Finally, Huang et al also propose a vector-based similarity measure integrated in the DAVID Gene Functional Classification Tool . For a given gene pair, binary gene vectors are extracted from the compiled matrix as described above. Kappa statistics are then used to measure co-occurrence of annotation between gene pairs. The algorithm can be found in detail in .
When calculating the term overlap between two gene products we consider the set of all direct annotations for each gene and all of their associated parent terms (excluding the root of the hierarchy) as a gene product annotation set, annot g1. The term overlap score for two genes is then calculated as the number of terms that occur in the intersection set of the two gene product annotation sets.
sim TO (g1, g2) = |annotg1 ∩ annotg2| (9)
Traditional cardinality-based similarity measures such as Jaccard and Dice  are computed similarly to NTO, but use the union or sum, respectively, of the two gene annotation set sizes as the normalizing factor. The Czekanowski-Dice distance used in the functional analyses module of GOToolBox , calculates a distance by normalizing the number of symmetric differences between the two gene term sets with the sum of the intersection and union sets. In this way, the scale for the distance is reversed from that of NTO, with genes having no GO terms in common scoring a distance of 1 and highly functionally related scoring closer to 0. Since these measures are very similar to NTO, we chose not to include them in our study.
The NCBI Consensus Coding Sequence (CCDS) protein sequences were obtained from the NCBI FTP site ftp://ftp.ncbi.nih.gov/blast/. We used the NCBI blast suite program "bl2seq" to analyze the similarity between the protein sequences for each of the 100,000 gene pair . Similarity for this analysis was measured using the bit score values. CCDS did not include sequences for some of the genes considered, yielding similarity scores for 67,179 pairs. Correlations and their statistical significance were determined using the cor.test function in R .
For each data set (consisting of randomly selected pairs of mouse genes), we computed similarity scores using TO, NTO, each of the IC-based similarity measures (Resnik, Lin and Jiang, using both the "average" and "maximum" variants for each), and each of the three vector-based measures (Cosine, Weighted Cosine and Kappa) for a total of eleven measures. We then sought to see how well the scores generated from the different measures correlated with one another. A correlation analysis was repeated for several sets of 10,000 randomly chosen gene pairs. We found the variation between the results for each of the sets to be negligible (Additional file 1), thus only data from a final 100 K gene pair set was studied in detail.

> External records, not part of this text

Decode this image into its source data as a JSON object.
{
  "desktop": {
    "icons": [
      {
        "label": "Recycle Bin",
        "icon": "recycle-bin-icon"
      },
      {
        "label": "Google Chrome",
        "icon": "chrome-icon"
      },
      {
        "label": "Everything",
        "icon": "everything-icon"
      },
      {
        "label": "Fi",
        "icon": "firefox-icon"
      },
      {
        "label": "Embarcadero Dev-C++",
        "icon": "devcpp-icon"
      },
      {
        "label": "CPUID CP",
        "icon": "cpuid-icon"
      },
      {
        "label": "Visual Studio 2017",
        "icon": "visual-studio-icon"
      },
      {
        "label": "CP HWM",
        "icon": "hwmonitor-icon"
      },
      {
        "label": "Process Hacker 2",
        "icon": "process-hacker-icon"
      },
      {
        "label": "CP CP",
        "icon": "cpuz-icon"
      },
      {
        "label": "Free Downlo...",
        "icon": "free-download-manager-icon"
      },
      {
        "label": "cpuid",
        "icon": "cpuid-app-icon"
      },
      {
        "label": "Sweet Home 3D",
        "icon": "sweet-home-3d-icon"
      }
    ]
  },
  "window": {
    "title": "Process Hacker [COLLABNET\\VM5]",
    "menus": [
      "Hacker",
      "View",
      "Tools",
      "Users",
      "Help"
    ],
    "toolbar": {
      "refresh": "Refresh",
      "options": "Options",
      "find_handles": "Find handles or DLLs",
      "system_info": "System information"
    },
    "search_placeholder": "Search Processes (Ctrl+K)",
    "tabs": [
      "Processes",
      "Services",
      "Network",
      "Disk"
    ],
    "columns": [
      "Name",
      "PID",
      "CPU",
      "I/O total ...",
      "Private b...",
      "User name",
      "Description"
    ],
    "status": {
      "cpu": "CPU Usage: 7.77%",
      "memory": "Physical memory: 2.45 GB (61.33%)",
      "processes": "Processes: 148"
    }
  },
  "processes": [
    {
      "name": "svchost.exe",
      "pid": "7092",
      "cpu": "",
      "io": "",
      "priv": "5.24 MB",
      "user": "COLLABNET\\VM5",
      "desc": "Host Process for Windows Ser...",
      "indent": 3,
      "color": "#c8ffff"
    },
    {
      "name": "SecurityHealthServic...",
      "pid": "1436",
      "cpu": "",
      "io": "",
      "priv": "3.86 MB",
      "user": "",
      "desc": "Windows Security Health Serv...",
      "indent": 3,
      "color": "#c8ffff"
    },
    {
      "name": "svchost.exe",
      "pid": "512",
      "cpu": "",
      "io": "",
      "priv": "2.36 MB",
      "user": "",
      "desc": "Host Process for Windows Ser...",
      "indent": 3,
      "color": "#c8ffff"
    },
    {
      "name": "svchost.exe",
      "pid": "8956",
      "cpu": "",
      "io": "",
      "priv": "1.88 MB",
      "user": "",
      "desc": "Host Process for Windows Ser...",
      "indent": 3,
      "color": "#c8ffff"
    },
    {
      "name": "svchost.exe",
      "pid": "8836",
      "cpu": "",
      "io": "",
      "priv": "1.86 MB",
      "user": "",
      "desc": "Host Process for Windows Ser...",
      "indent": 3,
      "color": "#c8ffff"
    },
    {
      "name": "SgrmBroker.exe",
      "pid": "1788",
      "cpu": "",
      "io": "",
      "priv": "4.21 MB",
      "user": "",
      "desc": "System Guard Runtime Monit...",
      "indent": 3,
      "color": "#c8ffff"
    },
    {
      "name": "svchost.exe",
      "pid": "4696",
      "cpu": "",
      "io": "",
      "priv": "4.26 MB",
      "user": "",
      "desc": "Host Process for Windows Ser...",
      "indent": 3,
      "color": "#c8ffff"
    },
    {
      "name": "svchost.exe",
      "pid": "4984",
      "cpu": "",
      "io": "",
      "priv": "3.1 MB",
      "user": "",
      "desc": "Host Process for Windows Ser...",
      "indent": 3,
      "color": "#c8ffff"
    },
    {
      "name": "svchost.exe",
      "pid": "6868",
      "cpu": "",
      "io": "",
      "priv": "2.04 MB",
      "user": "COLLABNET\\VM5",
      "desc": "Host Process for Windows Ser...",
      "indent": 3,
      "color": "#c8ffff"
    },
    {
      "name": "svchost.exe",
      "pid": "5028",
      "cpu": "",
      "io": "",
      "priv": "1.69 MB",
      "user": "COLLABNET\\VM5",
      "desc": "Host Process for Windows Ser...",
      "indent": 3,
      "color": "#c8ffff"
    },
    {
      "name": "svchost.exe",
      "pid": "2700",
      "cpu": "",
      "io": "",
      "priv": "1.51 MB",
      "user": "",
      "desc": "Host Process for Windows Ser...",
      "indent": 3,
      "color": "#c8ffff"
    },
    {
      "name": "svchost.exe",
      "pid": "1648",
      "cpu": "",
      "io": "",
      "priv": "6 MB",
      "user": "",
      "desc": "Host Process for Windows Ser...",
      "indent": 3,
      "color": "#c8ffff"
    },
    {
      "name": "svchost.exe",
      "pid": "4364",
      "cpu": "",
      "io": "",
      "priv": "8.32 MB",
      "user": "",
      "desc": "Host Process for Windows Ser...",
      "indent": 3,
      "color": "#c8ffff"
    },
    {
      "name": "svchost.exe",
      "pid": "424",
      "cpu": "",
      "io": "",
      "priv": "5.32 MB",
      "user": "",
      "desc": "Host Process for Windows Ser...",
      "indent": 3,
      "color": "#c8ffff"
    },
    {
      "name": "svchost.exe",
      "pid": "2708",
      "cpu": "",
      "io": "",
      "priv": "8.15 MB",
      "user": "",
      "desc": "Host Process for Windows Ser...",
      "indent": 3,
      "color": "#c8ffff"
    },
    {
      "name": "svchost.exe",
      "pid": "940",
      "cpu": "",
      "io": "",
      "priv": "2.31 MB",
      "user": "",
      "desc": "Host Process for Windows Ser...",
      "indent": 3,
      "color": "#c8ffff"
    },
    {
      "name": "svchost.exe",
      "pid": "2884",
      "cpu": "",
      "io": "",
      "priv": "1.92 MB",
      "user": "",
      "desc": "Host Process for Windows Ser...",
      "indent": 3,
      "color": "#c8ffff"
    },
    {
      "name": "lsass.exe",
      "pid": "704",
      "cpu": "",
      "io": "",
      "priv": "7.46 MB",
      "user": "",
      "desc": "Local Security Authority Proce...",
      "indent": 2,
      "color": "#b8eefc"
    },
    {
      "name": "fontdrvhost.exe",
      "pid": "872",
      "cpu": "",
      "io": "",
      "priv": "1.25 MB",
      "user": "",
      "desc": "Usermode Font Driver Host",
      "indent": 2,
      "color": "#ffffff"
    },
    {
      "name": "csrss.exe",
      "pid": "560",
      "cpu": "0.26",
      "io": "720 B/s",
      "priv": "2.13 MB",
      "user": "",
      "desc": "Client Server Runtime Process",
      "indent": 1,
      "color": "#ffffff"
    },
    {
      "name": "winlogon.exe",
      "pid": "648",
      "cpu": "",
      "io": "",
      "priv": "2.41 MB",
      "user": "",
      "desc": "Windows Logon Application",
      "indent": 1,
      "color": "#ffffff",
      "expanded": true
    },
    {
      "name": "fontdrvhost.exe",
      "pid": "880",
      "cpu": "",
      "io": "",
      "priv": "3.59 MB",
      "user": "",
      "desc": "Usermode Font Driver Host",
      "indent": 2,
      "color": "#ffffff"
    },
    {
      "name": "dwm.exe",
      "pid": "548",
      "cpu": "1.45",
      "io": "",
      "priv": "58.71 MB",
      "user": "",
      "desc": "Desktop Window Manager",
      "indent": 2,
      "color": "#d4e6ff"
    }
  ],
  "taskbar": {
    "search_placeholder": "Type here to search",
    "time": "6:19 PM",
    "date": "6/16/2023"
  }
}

Correlation of TO scores with various other similarity measures
Rank correlation of semantic similarity with sequence similarity
Running times for some of the similarity measures
Normalized Term Overlap
In this work we conducted a detailed study of a measure of gene functional similarity based on Gene Ontology terms, Term Overlap. We found that TO compares very well to other semantic similarity measures, and is easier and faster to compute. This suggests that TO can be used as an alternative to the more complex measures that have been proposed. In addition we demonstrate that in general, the various measures are all highly correlated, with some important exceptions. Here we discuss some of the reasons for differences in performance among the methods.
We find that with the IC-based methods, the scores from the TO correlate best with Resnik-maximum and Resnik-average scores. Recent studies have shown that the similarity measure proposed by Resnik out-performs the Lin and Jiang methods in terms of correlation with gene sequence similarities [9, 10] and gene expression profiles , consistent with our findings. Our sequence analysis findings indicate that TO correlates comparably (even slightly higher) with sequence similarity than Resnik. This suggests that TO is at least as reflective of "true" gene function as the measure used by Lord et al. (2003). However, we point out that overall correlations are low; the difference might be corpus-specific, and there is no unassailable "gold-standard" for evaluating semantic similarity measures.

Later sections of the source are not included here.